Uno de los personajes nucleares de la narración bíblica es la Virgen María, es ella, y no Cristo, la que vestía per se de una suave patena de dulcísimo aroma, que la acompañaba allá donde fuera. El fenómeno al parecer la acompañó durante toda su vida, pero particularmente cuando el arcángel Gabriel le anuncia su próxima muerte. San Alberto Magno situará a la Virgen como «Virgen de las vírgenes», confrontándola con una rosa que ofrece todo el olor de su pureza. Es un personaje clave y esencial dentro del guion «neotestamentario», pues parece recuperar la honorabilidad perdida de las mujeres, marcadas subrepticiamente por el descuido de Eva y su frívola intemperancia . María no elude su condición humana en ningún momento, pues participa solo en parte del estatuto divino del que su Hijo goza con absoluta autoridad. Tal es así que, se apunta una cierta diatriba que hacía a María varias veces ingrávida de su relación con José, lo que la convertiría en multípara granjeando así una simple fraternidad familiar, esto es: Jesús habría tenido varios hermanos, hecho que acarrearía no pocos engorros a los eruditos (biblistas). Algunos teólogos consideran que si bien su papel biológico no habría quedado menoscabado, era corriente parir varios hijos, su papel como madre de Cristo se hubiera resentido, ya que engendrar a un ser de naturaleza divina era un ejercicio tan compromisivo que se hacía excluyente, no cabía continuidad reproductiva.

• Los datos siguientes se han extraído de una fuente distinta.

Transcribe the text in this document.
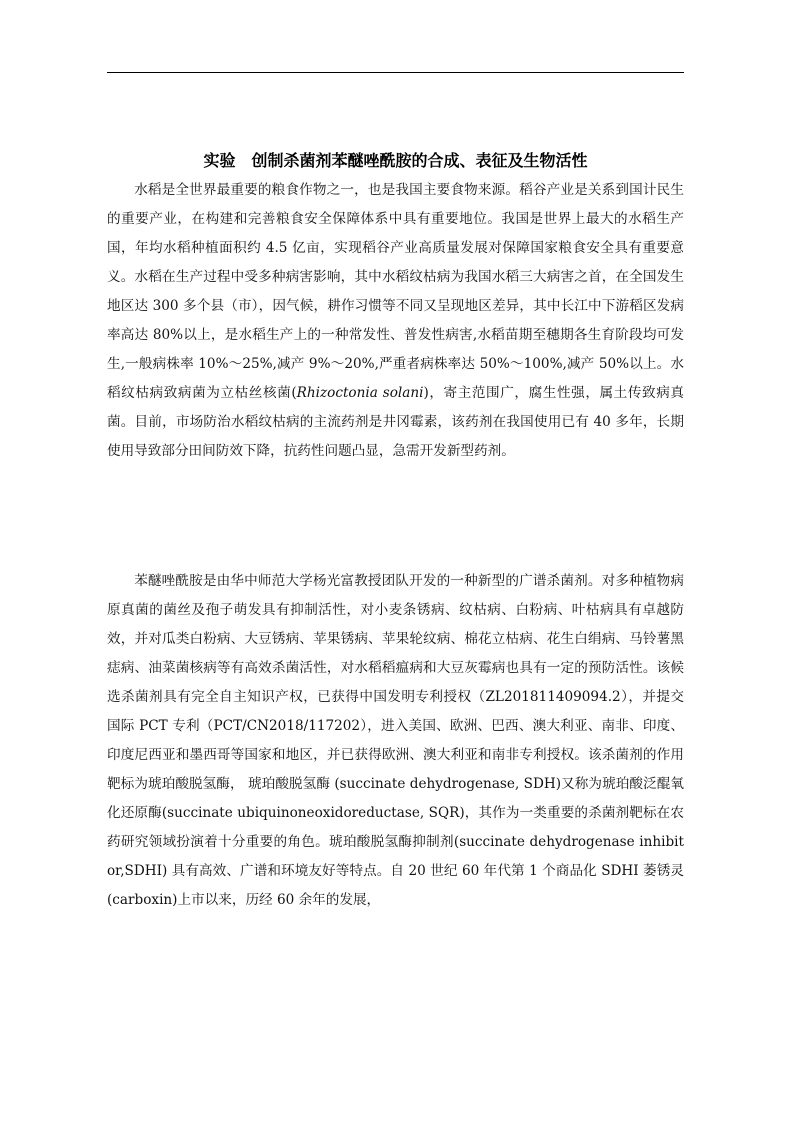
实验　创制杀菌剂苯醚唑酰胺的合成、表征及生物活性

水稻是全世界最重要的粮食作物之一，也是我国主要食物来源。稻谷产业是关系到国计民生的重要产业，在构建和完善粮食安全保障体系中具有重要地位。我国是世界上最大的水稻生产国，年均水稻种植面积约 4.5 亿亩，实现稻谷产业高质量发展对保障国家粮食安全具有重要意义。水稻在生产过程中受多种病害影响，其中水稻纹枯病为我国水稻三大病害之首，在全国发生地区达 300 多个县（市），因气候，耕作习惯等不同又呈现地区差异，其中长江中下游稻区发病率高达 80%以上，是水稻生产上的一种常发性、普发性病害,水稻苗期至穗期各生育阶段均可发生,一般病株率 10%～25%,减产 9%～20%,严重者病株率达 50%～100%,减产 50%以上。水稻纹枯病致病菌为立枯丝核菌(Rhizoctonia solani)，寄主范围广，腐生性强，属土传致病真菌。目前，市场防治水稻纹枯病的主流药剂是井冈霉素，该药剂在我国使用已有 40 多年，长期使用导致部分田间防效下降，抗药性问题凸显，急需开发新型药剂。

苯醚唑酰胺是由华中师范大学杨光富教授团队开发的一种新型的广谱杀菌剂。对多种植物病原真菌的菌丝及孢子萌发具有抑制活性，对小麦条锈病、纹枯病、白粉病、叶枯病具有卓越防效，并对瓜类白粉病、大豆锈病、苹果锈病、苹果轮纹病、棉花立枯病、花生白绢病、马铃薯黑痣病、油菜菌核病等有高效杀菌活性，对水稻稻瘟病和大豆灰霉病也具有一定的预防活性。该候选杀菌剂具有完全自主知识产权，已获得中国发明专利授权（ZL201811409094.2），并提交国际 PCT 专利（PCT/CN2018/117202），进入美国、欧洲、巴西、澳大利亚、南非、印度、印度尼西亚和墨西哥等国家和地区，并已获得欧洲、澳大利亚和南非专利授权。该杀菌剂的作用靶标为琥珀酸脱氢酶， 琥珀酸脱氢酶 (succinate dehydrogenase, SDH)又称为琥珀酸泛醌氧化还原酶(succinate ubiquinoneoxidoreductase, SQR)，其作为一类重要的杀菌剂靶标在农药研究领域扮演着十分重要的角色。琥珀酸脱氢酶抑制剂(succinate dehydrogenase inhibitor,SDHI) 具有高效、广谱和环境友好等特点。自 20 世纪 60 年代第 1 个商品化 SDHI 萎锈灵(carboxin)上市以来，历经 60 余年的发展，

Su especial maternidad exigiría un compromiso no solo físico, sino también espiritual a su progenitora, nadie podía compartir el seno, la matriz de la Virgen; el lecho biológico en el que Cristo había crecido no podía en ningún caso ser compartido por un sencillo mortal. Cristo podía haber elegido a cualquier otra mujer dispuesta a asumir semejante reto , de lo que se sigue que este no pudo tener hermano alguno y a la Virgen le estaría censurado todo placer sexual; virgen pues . Pese a esta perífrasis biblista el dolor por la muerte de su hijo, tan del agrado del discurso religioso como prueba de fortaleza en la fe, la entereza ante la agonía de su vástago y la firmeza frente a la suprema adversidad, despejan cualquier reserva acerca de su entrega incondicional al papel impuesto por el destino. Estéticamente inspira también un prototipo de dama limpia, rostro despejado, sin maquillaje alguno y, sin embargo, acompañada en vida por un olor especial.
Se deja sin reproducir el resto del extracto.